A sample of a random process is given as:
$$ x(t) = A\cos(2\pi f_0t) + Bw(t) $$
where $w(t)$ is a white noise process with $0$ mean and a power spectral density of $\frac{N_0}{2}$, and $f_0$, $A$ and $B$ are constants. Find the auto-correlation function.

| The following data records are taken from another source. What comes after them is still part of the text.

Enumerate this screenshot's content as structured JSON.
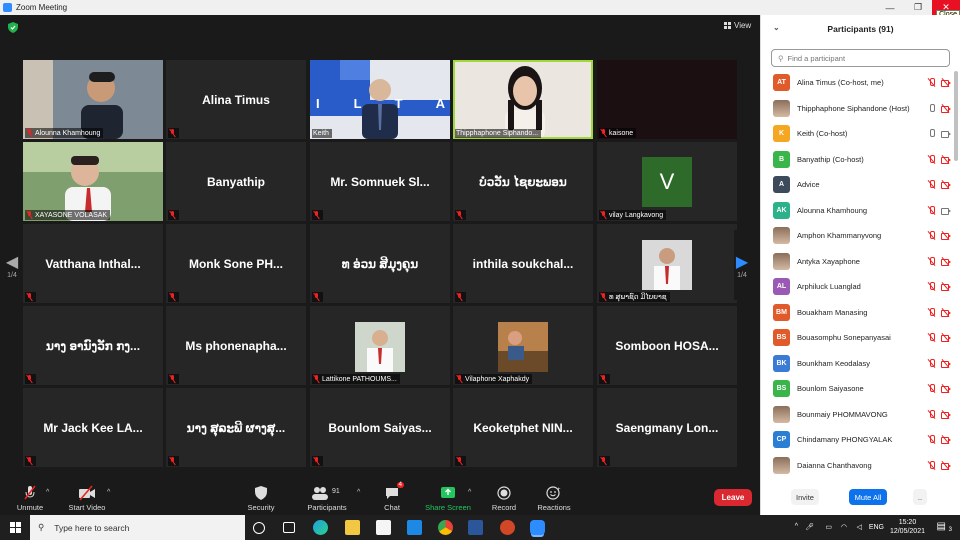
{
  "window": {
    "title": "Zoom Meeting",
    "close_tooltip": "Close"
  },
  "stage": {
    "view_label": "View",
    "page_left": "1/4",
    "page_right": "1/4"
  },
  "tiles": {
    "t1": {
      "label": "Alounna Khamhoung"
    },
    "t2": {
      "name": "Alina Timus"
    },
    "t3": {
      "label": "Keith",
      "logo_letters": "ILTA"
    },
    "t4": {
      "label": "Thipphaphone Siphando..."
    },
    "t5": {
      "label": "kaisone"
    },
    "t6": {
      "label": "XAYASONE VOLASAK"
    },
    "t7": {
      "name": "Banyathip"
    },
    "t8": {
      "name": "Mr. Somnuek Sl..."
    },
    "t9": {
      "name": "ບໍວວັນ ໄຊຍະພອນ"
    },
    "t10": {
      "label": "vilay Langkavong",
      "avatar": "V"
    },
    "t11": {
      "name": "Vatthana Inthal..."
    },
    "t12": {
      "name": "Monk Sone PH..."
    },
    "t13": {
      "name": "ທ ອ່ວນ ສີມຸງຄຸນ"
    },
    "t14": {
      "name": "inthila soukchal..."
    },
    "t15": {
      "label": "ທ ສຸພາຊົດ ມີໄບຍາຊ"
    },
    "t16": {
      "name": "ນາງ ອານົງວັກ ກງ..."
    },
    "t17": {
      "name": "Ms phonenapha..."
    },
    "t18": {
      "label": "Lattikone PATHOUMS..."
    },
    "t19": {
      "label": "Vilaphone Xaphakdy"
    },
    "t20": {
      "name": "Somboon HOSA..."
    },
    "t21": {
      "name": "Mr Jack Kee LA..."
    },
    "t22": {
      "name": "ນາງ ສຸລະພີ ຜາງສຸ..."
    },
    "t23": {
      "name": "Bounlom Saiyas..."
    },
    "t24": {
      "name": "Keoketphet NIN..."
    },
    "t25": {
      "name": "Saengmany Lon..."
    }
  },
  "toolbar": {
    "unmute": "Unmute",
    "start_video": "Start Video",
    "security": "Security",
    "participants": "Participants",
    "participants_count": "91",
    "chat": "Chat",
    "chat_badge": "4",
    "share_screen": "Share Screen",
    "record": "Record",
    "reactions": "Reactions",
    "leave": "Leave"
  },
  "panel": {
    "title": "Participants (91)",
    "search_placeholder": "Find a participant",
    "invite": "Invite",
    "mute_all": "Mute All",
    "more": "..",
    "participants": [
      {
        "initials": "AT",
        "color": "#e05a2a",
        "name": "Alina Timus (Co-host, me)"
      },
      {
        "initials": "",
        "color": "#4a7fc1",
        "name": "Thipphaphone Siphandone (Host)"
      },
      {
        "initials": "K",
        "color": "#f5a623",
        "name": "Keith (Co-host)"
      },
      {
        "initials": "B",
        "color": "#3ab54a",
        "name": "Banyathip (Co-host)"
      },
      {
        "initials": "A",
        "color": "#3d4a5c",
        "name": "Advice"
      },
      {
        "initials": "AK",
        "color": "#2bb28a",
        "name": "Alounna Khamhoung"
      },
      {
        "initials": "",
        "color": "#556",
        "name": "Amphon Khammanyvong"
      },
      {
        "initials": "",
        "color": "#b88",
        "name": "Antyka Xayaphone"
      },
      {
        "initials": "AL",
        "color": "#9b59b6",
        "name": "Arphiluck Luanglad"
      },
      {
        "initials": "BM",
        "color": "#e05a2a",
        "name": "Bouakham Manasing"
      },
      {
        "initials": "BS",
        "color": "#e05a2a",
        "name": "Bouasomphu Sonepanyasai"
      },
      {
        "initials": "BK",
        "color": "#3a7bd5",
        "name": "Bounkham Keodalasy"
      },
      {
        "initials": "BS",
        "color": "#3ab54a",
        "name": "Bounlom Saiyasone"
      },
      {
        "initials": "",
        "color": "#8aa",
        "name": "Bounmaiy PHOMMAVONG"
      },
      {
        "initials": "CP",
        "color": "#2a7fd5",
        "name": "Chindamany PHONGYALAK"
      },
      {
        "initials": "",
        "color": "#b99",
        "name": "Daianna Chanthavong"
      }
    ]
  },
  "taskbar": {
    "search_placeholder": "Type here to search",
    "lang": "ENG",
    "time": "15:20",
    "date": "12/05/2021",
    "notif_count": "3"
  }
}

Here's my attempt at a solution:
Let $a = 2\pi f_0t$, and $b = 2\pi f_0(t+\tau)$
\begin{align} \text{Autocorrelation of } x(t) & = E\left\{x(t)x(t + \tau)\right\}\\ & = E\left\{\left(A\cos(a) + Bw(t)\right)\left(A\cos(b) + Bw(t+\tau)\right)\right\}\\ & = E\{A^2\cos(a)\cos(b) + AB\cos(a)w(t+\tau) + AB\cos(b)(wt)\\&\quad + B^2w(t)w(t+\tau)\}\\ & = E\left\{A^2\cos(a)\cos(b)\right\} + E\left\{AB\cos(a)w(t+\tau)\right\} + E\left\{AB\cos(b)(wt)\right\}\\&\quad + E\left\{B^2w(t)w(t+\tau)\right\}\\ & = E\left\{A^2\cos(a)\cos(b)\right\} + E\left\{B^2w(t)w(t+\tau)\right\}\\ & = E\left\{A^2\cos(a)\cos(b)\right\} + B^2\left(R_w(\tau)\right)\\ & = E\left\{A^2\cos(a)\cos(b)\right\} + B^2\left(\frac{N_0}{2}\right)(\delta(\tau))\\ \end{align}
The expectation terms with the noise in them all equal $0$ (the last is just the auto correlation of white noise ... hence the simplification above. Using trigonometric identities: $$ \cos(a)\cos(b) = \frac 12\left[\cos(a + b) + \cos(a - b)\right] $$
we have:
\begin{align} \text{Autocorrelation of } x(t) & = E\left\{A^2\cos(a)\cos(b)\right\} + B^2\left(\frac{N_0}{2}\right)(\delta(\tau))\\ & = E\left\{\left(A^2\right)\frac 12\left[\cos(a+b)+\cos(a-b)\right]\right\} + B^2\left(\frac{N_0}{2}\right)(\delta(\tau))\\ & = \left(\frac{A^2}{2}\right)\left[E\{\cos(a+b)\} + E\{\cos(a-b)\}\right] + B^2\left(\frac{N_0}{2}\right)(\delta(\tau))\\ \end{align}
We're dealing with constant terms, so expectation term goes away and subbing in our initial conditions we get: $$ \frac {A^2}2 \left[\cos(2\pi f_o(2t + \tau) + \cos(2\pi f_o\tau)\right] + B^2\left(\frac{N_0}{2}\right)(\delta(\tau)) $$
For some reason I can't help but feel I did something incorrectly calculating that autocorrelation ... it's supposed to be a function of $\tau$, but has a $t$ is in there ... I would very much appreciate it if someone could point me in the right direction, or explain what I messed up. I don't know whether it matters, but in this class we're dealing with only wide sense stationary processes.